PyQBPP program for factorization

Using the function multiplier, we can factor a composite integer into two factors. The following program constructs a 4-bit multiplier where x and y are 4 binary variables each, and z is a list of constants [1, 1, 1, 1, 0, 0, 0, 1] representing the 8-bit integer 10001111 (143):

import pyqbpp as qbpp

def fa(a, b, i, o, s):
    return (a + b + i) - (2 * o + s) == 0

def adder(a, b, s):
    N = len(a)
    c = qbpp.var(N + 1)
    f = 0
    for j in range(N):
        f += fa(a[j], b[j], c[j], c[j + 1], s[j])
    ml = [(c[0], 0), (c[N], s[N])]
    return qbpp.replace(f, ml)

def multiplier(x, y, z):
    N = len(x)
    c = qbpp.var("c", N - 1, N + 1)

    f = 0

    for i in range(N - 1):
        b_vec = [x[i + 1] * y[j] for j in range(N)]

        if i == 0:
            a_vec = [x[0] * y[j + 1] for j in range(N - 1)] + [0]
        else:
            a_vec = [c[i - 1][j + 1] for j in range(N)]

        s_vec = [c[i][j] for j in range(N + 1)]
        f += adder(a_vec, b_vec, s_vec)

    f += z[0] - x[0] * y[0] == 0

    ml = [(c[i][0], z[i + 1]) for i in range(N - 2)]
    ml += [(c[N - 2][i], z[N + i - 1]) for i in range(N + 1)]
    f = qbpp.replace(f, ml)
    f.simplify_as_binary()
    return f

x = qbpp.var("x", 4)
y = qbpp.var("y", 4)
z = [1, 1, 1, 1, 0, 0, 0, 1]
f = multiplier(x, y, z)
f.simplify_as_binary()

solver = qbpp.EasySolver(f)
sol = solver.search({"target_energy": 0})

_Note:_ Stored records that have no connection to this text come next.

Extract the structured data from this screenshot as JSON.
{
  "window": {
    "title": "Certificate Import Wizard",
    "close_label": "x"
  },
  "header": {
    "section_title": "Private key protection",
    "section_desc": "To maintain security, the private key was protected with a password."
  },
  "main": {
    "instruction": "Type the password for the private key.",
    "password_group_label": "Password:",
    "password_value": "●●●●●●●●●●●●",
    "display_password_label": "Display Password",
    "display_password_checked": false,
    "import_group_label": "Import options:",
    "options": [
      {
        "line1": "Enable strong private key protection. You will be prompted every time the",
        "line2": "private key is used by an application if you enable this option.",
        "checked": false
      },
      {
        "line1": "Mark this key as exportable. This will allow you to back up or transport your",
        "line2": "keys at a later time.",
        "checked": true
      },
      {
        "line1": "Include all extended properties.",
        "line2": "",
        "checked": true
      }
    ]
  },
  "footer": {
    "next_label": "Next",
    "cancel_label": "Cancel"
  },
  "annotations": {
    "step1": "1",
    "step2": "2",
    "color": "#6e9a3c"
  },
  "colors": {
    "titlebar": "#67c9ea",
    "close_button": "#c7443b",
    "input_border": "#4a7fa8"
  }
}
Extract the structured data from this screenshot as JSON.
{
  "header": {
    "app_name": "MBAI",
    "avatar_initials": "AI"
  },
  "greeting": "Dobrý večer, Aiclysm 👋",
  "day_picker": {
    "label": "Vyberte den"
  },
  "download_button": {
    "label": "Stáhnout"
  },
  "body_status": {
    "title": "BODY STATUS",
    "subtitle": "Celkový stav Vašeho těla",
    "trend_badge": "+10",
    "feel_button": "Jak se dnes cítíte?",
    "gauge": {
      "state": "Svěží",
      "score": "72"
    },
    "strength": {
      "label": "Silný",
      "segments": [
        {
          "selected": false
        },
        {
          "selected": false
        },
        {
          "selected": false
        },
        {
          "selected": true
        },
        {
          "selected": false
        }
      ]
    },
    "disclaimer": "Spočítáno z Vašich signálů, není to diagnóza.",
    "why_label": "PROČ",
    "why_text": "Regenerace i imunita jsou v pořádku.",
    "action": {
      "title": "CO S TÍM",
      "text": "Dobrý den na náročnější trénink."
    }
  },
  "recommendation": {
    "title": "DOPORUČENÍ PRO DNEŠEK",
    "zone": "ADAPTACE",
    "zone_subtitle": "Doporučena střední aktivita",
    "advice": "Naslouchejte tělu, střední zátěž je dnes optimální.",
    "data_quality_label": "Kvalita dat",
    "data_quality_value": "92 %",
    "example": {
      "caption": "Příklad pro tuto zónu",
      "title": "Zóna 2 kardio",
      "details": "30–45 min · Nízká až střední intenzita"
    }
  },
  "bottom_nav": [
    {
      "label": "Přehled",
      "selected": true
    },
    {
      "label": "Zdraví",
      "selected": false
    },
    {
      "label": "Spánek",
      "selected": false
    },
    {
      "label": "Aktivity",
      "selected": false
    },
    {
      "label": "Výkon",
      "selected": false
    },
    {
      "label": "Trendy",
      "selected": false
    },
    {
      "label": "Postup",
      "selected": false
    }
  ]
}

x_bits = "".join(str(sol(x[j])) for j in reversed(range(4)))
y_bits = "".join(str(sol(y[j])) for j in reversed(range(4)))
z_bits = "".join(str(z[j]) for j in reversed(range(8)))
print(f"{x_bits} * {y_bits} = {z_bits}")

The Easy Solver is executed on f, and the obtained solution is stored in sol. The resulting values of x and y are printed as:

1011 * 1101 = 10001111

This output indicates $11\times 13 = 143$, demonstrating the factorization result.